INTRODUCTION:Hepatitis E virus (HEV) infection has been reported to be associated with neurological disorders. However, the real prevalence of acute hepatitis E in those diseases is still unknown. We determined the prevalence of anti-HEV IgM antibody in a population with acute non-traumatic, non-metabolic, non-vascular neurological injury. METHOD: A registry was created in Grenoble Hospital University from 2014 to 2018 to collect data on patients with acute (<3 months) non-traumatic, non-metabolic, non-vascular neurological injuries. Acute hepatitis E was defined as anti-HEV IgM-positive serum in immunocompetent patient, and as anti-HEV IgM-positive serum or HEV RNA-positive serum in immunocompromised patients.
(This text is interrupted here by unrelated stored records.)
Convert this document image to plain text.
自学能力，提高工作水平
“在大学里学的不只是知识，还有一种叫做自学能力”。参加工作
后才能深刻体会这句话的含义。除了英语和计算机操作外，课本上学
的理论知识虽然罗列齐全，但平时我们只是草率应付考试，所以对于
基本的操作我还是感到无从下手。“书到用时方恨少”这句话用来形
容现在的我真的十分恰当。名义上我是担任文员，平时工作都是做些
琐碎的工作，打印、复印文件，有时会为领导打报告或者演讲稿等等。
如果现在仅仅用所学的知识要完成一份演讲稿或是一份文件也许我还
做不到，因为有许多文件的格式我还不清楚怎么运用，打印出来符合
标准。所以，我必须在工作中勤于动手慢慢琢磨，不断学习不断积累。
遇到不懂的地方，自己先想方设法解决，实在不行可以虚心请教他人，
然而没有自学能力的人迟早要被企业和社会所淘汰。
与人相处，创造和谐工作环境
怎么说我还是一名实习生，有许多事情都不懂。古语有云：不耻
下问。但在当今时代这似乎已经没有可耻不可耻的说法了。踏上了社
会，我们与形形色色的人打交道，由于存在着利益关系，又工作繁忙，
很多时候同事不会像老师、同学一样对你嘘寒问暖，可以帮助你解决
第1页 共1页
RESULTS: One hundred fifty-nine patients were included. Anti-HEV IgM seroprevalence in our cohort of non-traumatic, non-metabolic, non-vascular neurological injuries was 6.9% (eleven patients, including 4 Parsonage-Turner syndrome (PTS) and 2 Guillain-Barré syndrome (GBS)). Elevated transaminases were observed in only 64% of hepatitis Epatients and cholestasis in 64%. CONCLUSION: In this study, 6·9% of patients with acute non-traumatic, non-metabolic, non-vascular neurological injuries had a probable recent HEV infection. HEV serology should be systematically performed in this population, even in patients with normal transaminase level.